Europe just became the world’s most dangerous place

Not long ago, Europe was seen by the world as a model for peace and cooperation. The Cold War had ended with the peaceful implosion of the Soviet Union. The EU and the Organization for Security and Cooperation in Europe were seen as a beacon for the rest of the world, including Asia and the Middle East, to emulate. Today, these claims are shattered. While the Ukraine situation continues to evolve, there are some immediate consequences. The Ukrainian crisis is another nail in the coffin of the post-war liberal order. The order was already fraying due to a global economic shift from the West to China. That shift was in motion even before US President Trump assumed office with a foreign policy agenda that distrusted both economic globalisation and multilateral institutions.
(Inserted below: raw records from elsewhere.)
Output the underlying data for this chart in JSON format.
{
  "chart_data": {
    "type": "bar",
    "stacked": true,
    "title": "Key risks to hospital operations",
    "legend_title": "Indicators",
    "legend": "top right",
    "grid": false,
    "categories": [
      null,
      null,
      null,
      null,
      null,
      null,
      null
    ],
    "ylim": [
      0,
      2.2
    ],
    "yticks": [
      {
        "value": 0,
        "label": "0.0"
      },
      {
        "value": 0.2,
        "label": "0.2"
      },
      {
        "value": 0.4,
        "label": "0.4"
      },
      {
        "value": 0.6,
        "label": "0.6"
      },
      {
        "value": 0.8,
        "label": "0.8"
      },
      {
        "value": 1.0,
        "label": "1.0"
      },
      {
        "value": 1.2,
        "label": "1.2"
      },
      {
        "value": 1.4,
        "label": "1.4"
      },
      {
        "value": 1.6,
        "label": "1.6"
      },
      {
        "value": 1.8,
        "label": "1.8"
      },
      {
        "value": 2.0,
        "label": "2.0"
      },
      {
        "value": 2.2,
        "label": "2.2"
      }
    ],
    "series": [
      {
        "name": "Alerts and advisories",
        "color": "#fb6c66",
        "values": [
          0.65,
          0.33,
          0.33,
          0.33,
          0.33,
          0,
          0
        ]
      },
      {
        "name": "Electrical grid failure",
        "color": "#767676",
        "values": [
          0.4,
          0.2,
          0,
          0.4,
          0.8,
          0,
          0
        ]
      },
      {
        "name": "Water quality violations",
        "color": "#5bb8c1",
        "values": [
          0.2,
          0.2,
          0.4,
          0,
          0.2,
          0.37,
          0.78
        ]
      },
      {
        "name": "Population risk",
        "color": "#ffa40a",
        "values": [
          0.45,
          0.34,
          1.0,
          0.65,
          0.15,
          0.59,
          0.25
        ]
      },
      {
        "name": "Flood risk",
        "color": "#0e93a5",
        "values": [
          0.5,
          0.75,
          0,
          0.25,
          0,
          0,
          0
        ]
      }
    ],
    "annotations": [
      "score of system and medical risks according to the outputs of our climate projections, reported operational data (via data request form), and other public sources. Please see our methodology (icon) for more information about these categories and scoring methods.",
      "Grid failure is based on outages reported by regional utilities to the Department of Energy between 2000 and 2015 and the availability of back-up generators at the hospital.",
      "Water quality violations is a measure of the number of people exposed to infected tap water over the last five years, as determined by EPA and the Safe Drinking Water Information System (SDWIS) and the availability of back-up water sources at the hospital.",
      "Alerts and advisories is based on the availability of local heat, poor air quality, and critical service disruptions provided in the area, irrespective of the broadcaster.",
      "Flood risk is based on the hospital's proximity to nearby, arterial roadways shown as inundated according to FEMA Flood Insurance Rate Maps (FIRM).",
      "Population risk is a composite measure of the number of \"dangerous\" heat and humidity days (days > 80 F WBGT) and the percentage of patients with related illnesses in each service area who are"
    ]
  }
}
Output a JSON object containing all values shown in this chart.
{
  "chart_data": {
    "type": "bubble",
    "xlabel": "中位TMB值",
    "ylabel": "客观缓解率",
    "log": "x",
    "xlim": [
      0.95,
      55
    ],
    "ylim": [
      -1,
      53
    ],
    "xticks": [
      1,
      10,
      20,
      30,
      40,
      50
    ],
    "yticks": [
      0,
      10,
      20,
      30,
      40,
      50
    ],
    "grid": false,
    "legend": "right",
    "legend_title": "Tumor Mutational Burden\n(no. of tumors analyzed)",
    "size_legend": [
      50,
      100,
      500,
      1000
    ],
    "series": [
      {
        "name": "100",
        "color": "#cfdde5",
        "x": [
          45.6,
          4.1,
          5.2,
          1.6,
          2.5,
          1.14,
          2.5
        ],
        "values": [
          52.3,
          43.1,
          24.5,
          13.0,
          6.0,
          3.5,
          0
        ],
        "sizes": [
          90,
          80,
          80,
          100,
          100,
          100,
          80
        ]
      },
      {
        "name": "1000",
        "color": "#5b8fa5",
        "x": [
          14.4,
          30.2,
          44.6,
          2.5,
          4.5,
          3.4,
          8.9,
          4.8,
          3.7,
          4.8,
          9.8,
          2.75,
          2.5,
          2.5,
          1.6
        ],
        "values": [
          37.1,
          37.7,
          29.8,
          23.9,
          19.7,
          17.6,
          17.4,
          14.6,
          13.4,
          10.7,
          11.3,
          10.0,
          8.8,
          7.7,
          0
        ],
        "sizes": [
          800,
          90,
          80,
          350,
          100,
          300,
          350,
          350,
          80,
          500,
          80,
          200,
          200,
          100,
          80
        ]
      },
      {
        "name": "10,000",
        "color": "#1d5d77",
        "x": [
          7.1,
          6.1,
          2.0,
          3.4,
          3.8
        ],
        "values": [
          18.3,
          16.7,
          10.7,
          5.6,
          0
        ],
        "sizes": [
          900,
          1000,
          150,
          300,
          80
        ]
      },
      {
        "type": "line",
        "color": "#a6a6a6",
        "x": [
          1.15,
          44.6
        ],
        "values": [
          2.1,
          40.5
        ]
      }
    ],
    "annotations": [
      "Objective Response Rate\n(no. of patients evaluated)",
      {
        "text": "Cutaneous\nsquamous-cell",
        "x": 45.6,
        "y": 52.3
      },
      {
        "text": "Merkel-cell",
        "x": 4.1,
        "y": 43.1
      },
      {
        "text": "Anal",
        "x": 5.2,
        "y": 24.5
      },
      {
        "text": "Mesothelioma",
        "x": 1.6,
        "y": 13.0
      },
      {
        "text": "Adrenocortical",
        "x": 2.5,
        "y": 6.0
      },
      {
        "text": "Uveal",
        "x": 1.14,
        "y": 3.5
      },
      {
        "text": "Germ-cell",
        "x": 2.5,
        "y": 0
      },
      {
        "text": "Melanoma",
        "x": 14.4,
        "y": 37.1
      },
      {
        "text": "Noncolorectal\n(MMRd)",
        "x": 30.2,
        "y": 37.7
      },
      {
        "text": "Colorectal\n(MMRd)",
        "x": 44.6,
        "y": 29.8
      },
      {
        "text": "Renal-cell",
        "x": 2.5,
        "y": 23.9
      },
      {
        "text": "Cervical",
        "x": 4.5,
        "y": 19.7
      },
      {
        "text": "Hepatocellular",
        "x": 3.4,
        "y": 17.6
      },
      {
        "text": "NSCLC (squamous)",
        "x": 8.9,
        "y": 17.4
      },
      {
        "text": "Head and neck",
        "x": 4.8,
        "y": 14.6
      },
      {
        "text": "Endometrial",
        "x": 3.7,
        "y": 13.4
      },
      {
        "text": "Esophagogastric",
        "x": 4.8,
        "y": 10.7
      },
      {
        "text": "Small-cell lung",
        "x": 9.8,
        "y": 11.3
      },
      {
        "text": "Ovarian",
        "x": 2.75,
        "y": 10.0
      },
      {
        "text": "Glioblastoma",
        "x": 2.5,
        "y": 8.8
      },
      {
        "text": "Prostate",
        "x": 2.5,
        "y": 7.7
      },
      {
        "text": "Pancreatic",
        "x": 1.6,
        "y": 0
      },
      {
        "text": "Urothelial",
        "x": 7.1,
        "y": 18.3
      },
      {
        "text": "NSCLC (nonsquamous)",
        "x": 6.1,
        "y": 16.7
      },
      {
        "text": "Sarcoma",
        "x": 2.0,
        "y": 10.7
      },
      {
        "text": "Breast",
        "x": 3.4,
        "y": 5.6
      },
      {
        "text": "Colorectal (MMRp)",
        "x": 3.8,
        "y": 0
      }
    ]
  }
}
Upon taking office, US President Biden pledged to ‘repair our alliances and engage with the world once again’. The Ukraine crisis is set to impede multilateralism, paralyse the UN Security Council and limit cooperation among the major powers. It is likely to return the world to opposing power blocs where the United States and its NATO allies face Russia and China. In confronting Russian President Putin, Biden has turned to NATO. There have been celebrations about renewed NATO unity induced by Putin’s provocations. But NATO has been part of both the problem and the solution. Writing in the New York Times in 1997, George F Kennan — the father of the US ‘containment’ strategy against the Soviet Union — warned that ‘expanding NATO would be the most fateful error of American policy in the entire post-Cold War era’. Kennan’s warning has proven correct.